L’UE vise une réduction de 90 % des émissions d’ici 2040 — voici les points à retenir
Alors que Bruxelles vise une réduction de 90 % des émissions de gaz à effet de serre d’ici 2040, voici ce que vous devez savoir.
Avec plus d’un an de retard, la Commission européenne a dévoilé ce mercredi 2 juillet son nouvel objectif climatique : une réduction d’au moins 90 % des émissions de gaz à effet de serre d’ici 2040 par rapport aux niveaux de 1990.
Cette nouvelle étape intermédiaire, après un objectif de réduction de 55 % d’ici 2030, s’inscrit dans la trajectoire menant à la neutralité carbone prévue pour 2050. L’exécutif européen a prévu des marges de flexibilité dans les calculs pour tenter de rallier les États membres les plus réticents.
« Nous avons pris le temps de réfléchir stratégiquement à la manière de faire de ce projet un succès pour l’Europe », a déclaré mercredi le commissaire à l’Action climatique, Wopke Hoekstra, lors de la présentation du projet de texte.
Le texte devra encore être examiné par le Parlement européen et le Conseil de l’UE avant de devenir loi. Des négociations qui s’annoncent d’ores et déjà complexes, tant les différents partis et les Vingt-Sept sont divisés sur l’objectif et, pour certains, la méthode employée pour y parvenir.
L’architecture finale du plan proposé reflète largement un accord gouvernemental trouvé à Berlin, illustrant une nouvelle fois le rôle central de l’Allemagne dans l’élaboration des politiques européennes.
Voici les points clés à retenir concernant cette proposition législative :
Un objectif fondé sur les recommandations scientifiques
La Commission européenne suit les préconisations de son comité consultatif sur le climat, qui juge qu’un objectif de -90 % est le strict minimum pour que l’UE puisse atteindre la neutralité carbone en 2050.

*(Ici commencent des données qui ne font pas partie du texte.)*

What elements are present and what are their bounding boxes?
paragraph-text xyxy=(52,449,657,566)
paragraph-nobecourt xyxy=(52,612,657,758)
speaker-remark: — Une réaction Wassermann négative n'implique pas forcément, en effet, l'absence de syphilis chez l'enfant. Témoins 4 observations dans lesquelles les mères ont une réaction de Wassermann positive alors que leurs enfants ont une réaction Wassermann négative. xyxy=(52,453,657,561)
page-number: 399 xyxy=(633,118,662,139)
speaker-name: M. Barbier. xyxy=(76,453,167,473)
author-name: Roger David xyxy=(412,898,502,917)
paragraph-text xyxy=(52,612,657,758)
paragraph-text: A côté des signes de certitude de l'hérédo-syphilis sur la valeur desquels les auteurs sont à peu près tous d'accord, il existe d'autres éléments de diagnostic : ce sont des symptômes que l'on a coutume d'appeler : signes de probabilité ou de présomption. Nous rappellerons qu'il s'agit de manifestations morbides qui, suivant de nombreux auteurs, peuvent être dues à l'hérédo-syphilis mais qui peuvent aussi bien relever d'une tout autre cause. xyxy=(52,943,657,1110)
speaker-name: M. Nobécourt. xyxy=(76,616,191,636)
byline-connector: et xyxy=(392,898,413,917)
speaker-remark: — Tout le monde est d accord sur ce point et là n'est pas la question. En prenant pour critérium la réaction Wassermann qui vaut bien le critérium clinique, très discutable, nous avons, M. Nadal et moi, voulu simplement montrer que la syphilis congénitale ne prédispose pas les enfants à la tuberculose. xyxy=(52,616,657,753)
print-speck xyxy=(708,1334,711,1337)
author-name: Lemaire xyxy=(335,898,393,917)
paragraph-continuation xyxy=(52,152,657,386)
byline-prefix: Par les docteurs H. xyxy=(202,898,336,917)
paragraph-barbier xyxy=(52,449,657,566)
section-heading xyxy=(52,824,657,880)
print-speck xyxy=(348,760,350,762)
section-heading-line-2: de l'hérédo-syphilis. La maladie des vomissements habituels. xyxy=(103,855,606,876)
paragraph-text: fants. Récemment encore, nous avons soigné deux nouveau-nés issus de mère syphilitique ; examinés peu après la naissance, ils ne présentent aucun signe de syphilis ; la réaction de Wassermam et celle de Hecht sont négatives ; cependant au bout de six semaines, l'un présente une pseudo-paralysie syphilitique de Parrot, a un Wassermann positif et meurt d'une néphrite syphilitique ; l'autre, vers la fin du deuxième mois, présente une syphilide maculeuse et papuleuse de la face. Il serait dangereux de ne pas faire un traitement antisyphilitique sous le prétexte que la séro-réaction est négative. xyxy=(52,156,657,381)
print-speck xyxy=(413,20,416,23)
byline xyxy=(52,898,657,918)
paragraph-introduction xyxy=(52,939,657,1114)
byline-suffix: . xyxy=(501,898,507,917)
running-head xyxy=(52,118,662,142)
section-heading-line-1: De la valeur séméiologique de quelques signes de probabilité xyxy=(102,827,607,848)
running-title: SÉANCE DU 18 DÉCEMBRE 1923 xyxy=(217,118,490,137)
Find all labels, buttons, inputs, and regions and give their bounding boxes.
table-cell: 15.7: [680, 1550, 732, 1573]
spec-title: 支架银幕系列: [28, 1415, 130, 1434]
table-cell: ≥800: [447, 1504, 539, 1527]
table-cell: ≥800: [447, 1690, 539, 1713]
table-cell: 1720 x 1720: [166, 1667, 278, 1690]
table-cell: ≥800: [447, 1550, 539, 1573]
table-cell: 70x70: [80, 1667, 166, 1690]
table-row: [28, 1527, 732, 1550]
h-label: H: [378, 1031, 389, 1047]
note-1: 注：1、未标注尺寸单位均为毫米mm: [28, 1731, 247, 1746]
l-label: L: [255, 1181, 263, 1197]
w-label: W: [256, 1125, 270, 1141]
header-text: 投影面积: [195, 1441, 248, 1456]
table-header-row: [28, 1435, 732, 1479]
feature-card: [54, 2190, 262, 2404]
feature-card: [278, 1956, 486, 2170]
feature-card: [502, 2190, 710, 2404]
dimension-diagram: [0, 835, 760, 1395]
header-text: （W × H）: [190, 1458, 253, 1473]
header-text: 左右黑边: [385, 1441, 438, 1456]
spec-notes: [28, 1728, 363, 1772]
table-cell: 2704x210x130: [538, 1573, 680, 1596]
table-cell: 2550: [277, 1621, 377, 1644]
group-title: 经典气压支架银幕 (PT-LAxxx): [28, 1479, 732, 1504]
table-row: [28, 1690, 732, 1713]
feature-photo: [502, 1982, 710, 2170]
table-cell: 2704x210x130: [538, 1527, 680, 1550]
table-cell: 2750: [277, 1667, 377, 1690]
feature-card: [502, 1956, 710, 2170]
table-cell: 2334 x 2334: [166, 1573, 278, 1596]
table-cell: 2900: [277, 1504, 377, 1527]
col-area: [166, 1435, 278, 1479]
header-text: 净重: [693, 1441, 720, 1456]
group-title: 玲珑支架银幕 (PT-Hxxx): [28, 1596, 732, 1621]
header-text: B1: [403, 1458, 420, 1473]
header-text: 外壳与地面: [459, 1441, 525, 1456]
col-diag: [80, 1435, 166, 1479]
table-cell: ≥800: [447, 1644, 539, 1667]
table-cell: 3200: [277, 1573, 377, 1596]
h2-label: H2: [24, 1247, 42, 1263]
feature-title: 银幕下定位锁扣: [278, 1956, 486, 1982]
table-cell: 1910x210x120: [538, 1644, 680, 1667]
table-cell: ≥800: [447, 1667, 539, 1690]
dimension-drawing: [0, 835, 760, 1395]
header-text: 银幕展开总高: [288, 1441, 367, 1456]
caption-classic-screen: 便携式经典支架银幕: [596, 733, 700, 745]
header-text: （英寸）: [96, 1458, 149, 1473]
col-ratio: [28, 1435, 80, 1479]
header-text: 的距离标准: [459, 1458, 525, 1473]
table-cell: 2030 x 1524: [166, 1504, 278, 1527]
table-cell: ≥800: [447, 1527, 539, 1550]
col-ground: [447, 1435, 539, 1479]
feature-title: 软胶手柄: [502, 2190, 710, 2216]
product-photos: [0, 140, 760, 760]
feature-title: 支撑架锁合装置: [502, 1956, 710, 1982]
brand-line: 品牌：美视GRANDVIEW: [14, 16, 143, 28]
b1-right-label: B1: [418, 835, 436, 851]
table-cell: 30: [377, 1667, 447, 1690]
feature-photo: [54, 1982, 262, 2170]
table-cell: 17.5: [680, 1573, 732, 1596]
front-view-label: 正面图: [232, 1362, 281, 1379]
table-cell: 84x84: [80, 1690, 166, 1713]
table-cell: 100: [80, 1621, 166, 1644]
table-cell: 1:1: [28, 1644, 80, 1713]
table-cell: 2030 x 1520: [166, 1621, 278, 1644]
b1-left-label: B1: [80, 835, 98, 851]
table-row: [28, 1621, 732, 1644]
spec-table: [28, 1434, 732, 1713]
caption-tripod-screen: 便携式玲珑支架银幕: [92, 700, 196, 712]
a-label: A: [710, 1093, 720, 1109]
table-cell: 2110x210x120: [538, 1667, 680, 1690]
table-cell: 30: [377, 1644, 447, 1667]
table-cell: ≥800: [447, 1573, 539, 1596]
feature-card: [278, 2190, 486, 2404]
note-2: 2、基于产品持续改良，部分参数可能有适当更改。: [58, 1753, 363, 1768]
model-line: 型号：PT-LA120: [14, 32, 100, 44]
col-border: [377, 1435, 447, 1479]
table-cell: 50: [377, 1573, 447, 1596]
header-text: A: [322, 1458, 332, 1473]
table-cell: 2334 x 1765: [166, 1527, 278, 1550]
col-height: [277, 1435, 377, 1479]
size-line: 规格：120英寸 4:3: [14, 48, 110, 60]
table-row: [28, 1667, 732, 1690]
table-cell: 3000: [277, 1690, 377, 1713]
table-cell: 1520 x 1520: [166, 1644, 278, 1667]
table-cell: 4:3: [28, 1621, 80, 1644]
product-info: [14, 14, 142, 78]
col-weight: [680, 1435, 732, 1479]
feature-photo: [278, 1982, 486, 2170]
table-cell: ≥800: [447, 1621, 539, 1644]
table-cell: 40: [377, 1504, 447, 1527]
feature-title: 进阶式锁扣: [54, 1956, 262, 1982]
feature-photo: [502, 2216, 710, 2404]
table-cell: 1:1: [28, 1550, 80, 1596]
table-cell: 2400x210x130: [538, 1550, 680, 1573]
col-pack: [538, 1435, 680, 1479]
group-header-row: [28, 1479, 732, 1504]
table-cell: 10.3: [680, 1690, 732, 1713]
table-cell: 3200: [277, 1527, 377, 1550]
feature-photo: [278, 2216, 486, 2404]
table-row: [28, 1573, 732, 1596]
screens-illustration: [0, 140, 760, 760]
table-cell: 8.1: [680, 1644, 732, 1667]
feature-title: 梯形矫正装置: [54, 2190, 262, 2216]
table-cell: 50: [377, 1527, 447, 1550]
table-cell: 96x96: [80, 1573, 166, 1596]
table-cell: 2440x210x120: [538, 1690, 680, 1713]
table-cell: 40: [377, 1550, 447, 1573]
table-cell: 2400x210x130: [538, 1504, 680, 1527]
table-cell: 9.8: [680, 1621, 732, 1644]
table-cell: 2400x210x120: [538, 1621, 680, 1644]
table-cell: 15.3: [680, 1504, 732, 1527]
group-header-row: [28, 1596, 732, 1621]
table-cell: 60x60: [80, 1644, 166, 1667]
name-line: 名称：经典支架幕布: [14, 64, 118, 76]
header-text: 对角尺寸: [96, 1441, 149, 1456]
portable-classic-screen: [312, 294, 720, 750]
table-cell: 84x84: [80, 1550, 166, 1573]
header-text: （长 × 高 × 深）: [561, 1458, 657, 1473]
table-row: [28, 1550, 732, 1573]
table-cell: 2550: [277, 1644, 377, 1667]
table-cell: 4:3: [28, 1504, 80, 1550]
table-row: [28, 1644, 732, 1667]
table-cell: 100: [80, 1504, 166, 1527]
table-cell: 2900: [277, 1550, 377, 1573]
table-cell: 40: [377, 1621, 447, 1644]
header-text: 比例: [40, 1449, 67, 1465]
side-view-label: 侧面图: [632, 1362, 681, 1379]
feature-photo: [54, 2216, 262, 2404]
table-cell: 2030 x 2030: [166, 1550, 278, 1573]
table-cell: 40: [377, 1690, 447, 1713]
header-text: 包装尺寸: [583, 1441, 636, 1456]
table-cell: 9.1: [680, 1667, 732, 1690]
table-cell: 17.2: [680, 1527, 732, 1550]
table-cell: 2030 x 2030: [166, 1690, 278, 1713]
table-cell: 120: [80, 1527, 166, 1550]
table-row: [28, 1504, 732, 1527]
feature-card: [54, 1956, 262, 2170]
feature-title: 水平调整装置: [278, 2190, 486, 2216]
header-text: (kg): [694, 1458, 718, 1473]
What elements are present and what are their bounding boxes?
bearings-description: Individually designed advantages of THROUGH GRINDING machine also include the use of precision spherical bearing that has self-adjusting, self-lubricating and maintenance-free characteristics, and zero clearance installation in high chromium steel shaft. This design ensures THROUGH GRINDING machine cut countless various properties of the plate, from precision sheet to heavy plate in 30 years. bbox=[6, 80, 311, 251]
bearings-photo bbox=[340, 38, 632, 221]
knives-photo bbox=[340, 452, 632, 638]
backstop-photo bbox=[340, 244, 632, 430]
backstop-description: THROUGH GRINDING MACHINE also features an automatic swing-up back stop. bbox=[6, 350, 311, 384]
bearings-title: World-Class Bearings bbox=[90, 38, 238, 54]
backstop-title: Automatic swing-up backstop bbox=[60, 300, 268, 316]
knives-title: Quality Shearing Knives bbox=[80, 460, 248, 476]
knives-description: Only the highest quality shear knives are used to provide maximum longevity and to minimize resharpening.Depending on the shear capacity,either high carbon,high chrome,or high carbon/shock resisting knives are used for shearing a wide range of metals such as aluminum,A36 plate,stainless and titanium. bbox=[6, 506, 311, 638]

Une flexibilité grâce aux crédits carbone internationaux
Jusqu’à 3 points de pourcentage de l’objectif (soit environ 150 millions de tonnes d’émissions) pourront être atteints à partir de 2036 grâce à l’achat de crédits carbone « de haute qualité ». Ces crédits devront provenir d’actions climatiques menées en dehors de l’UE et validées dans le cadre d’un mécanisme international soutenu par l’ONU.
Selon une estimation prudente, les États membres de l’UE pourraient dépenser jusqu’à 10 milliards d’euros par an pour revendiquer l’équivalent de 150 millions de tonnes de réductions d’émissions.
Sans cette marge de manœuvre, la Commission n’aurait peut-être pas été en mesure de maintenir l’objectif de 90 %. « Nous ne voyons pas de majorité au Parlement ni au Conseil en faveur d’un objectif pour 2040 sans flexibilité », ont déclaré les députés européens Peter Liese et Christian Ehler, du Parti populaire européen (PPE, centre-droit).
Captage et stockage du carbone
Les industries lourdes et les compagnies aériennes domestiques, soumises à un plafond d’émissions qui atteindra le zéro net d’ici la fin des années 2030, pourront poursuivre leurs activités en comptabilisant les suppressions permanentes de CO2 grâce au captage (directement dans l’air ou à partir de centrales électriques à biomasse) et au stockage (par exemple dans des gisements de gaz offshore épuisés).
« Une usine européenne de papier qui brûle de la bioénergie et capture le CO2 peut créer des certificats [ETS] », a expliqué Wopke Hoekstra, en référence aux quotas d’émission dans le cadre du système européen de plafonnement et d’échange de quotas d’émission de carbone (SEQE ou ETS selon l’acronyme anglais).
Des mécanismes de compensation entre secteurs
Face aux retards dans certains domaines comme le logement ou le transport routier, l’UE introduira une flexibilité intersectorielle. Les secteurs qui dépassent leurs objectifs climatiques pourront ainsi compenser ceux qui sont à la traîne.
Nouveau paquet « Fit for 90 »
Une série de propositions législatives complémentaires — le paquet « Fit for 90 » — est prévue pour le second semestre 2026, a indiqué un haut fonctionnaire de la Commission.